Of course, advocates of “English votes for English laws” do have a point, as long as you can work out what an “English law” is without your cerebellum bursting like a clapped-out sofa. The West Lothian Question may have broken loose from the attic at a spectacularly inconvenient time, but it’s a serious constitutional issue. SNP MPs, uniquely, acknowledge this by voluntarily abstaining from votes that don’t concern them, which is why we never hear their views on the regulation of toad-sexing in Dorset.

At the risk of being inundated with furious tweets from constitutional experts with nothing better to do, I’d say that most sentient beings accept that the Question has three possible answers. The first, to abolish Holyrood entirely and line George Square with tanks to keep the peace, is probably a non-starter, though I’m sure Call Kaye could come up with several punters who think it’s a tremendous idea.

The second is devo-max bursting out all over, with all parts of Britain enjoying more autonomy and Westminster’s responsibilities strictly limited to defence, foreign policy and, er, belisha beacon maintenance around Whitehall. Sorry, I must have been inhaling my screen wipes again, that’s a pipe dream. 800 unemployable peers scraping a living as the world’s most exquisitely attired buskers? Civil service mandarins forced to move to areas where their neighbours might keep whippets? London property prices collapsing to merely extortionate? Never gonna happen to the UK, and by the same token never to Scotland either.

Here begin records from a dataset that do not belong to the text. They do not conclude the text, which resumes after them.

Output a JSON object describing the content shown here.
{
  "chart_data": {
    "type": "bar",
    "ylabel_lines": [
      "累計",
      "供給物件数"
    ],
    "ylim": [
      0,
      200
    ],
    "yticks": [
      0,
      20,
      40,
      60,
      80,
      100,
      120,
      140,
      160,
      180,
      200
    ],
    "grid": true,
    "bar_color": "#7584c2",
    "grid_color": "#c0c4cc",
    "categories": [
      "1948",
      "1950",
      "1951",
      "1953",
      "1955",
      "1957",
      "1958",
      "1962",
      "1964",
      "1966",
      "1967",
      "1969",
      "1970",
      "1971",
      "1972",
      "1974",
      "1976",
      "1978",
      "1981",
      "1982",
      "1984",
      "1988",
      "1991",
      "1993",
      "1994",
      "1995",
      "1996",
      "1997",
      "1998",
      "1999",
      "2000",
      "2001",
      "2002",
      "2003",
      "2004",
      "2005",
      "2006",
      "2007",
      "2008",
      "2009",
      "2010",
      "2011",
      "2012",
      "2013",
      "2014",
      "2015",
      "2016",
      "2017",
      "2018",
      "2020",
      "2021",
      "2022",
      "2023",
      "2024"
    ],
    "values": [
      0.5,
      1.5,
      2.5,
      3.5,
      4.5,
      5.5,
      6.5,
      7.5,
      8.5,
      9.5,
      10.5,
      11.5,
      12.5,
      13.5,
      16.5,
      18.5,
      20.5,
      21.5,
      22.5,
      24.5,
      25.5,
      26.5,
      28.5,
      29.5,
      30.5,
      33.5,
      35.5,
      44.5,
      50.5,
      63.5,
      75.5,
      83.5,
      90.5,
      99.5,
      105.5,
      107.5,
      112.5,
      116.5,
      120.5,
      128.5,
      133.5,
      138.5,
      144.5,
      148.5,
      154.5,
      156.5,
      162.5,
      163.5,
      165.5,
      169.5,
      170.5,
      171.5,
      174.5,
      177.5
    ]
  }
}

There is (ahem) a third possible answer, and I know it’s irritating for self-appointed commentators who’d like its advocates to get back in their boxes so they can apply padlocks. Independence is off the table for the moment, although, with odds shortening on the parliamentary Conservative Party morphing into a terminally Eurosceptic Tory-UKIP coalition, that may soon change. However, and I’m sure John Redwood, Vulcan ambassador to the Court of St James, would agree with me, as an answer to the West Lothian Question it’s perfectly logical.

In that light, you can see why the powers-that-be within the UK broadcasting cartel want to exclude Nicola from their General Election debates. She’d probably talk the other participants around to the idea in no time.

2 comments:

  1. You're a master of the Acronym! :-)

    ReplyDelete
  2. Who says independence is off the table. If EVEL is implemented that breaks the Treaty of Union.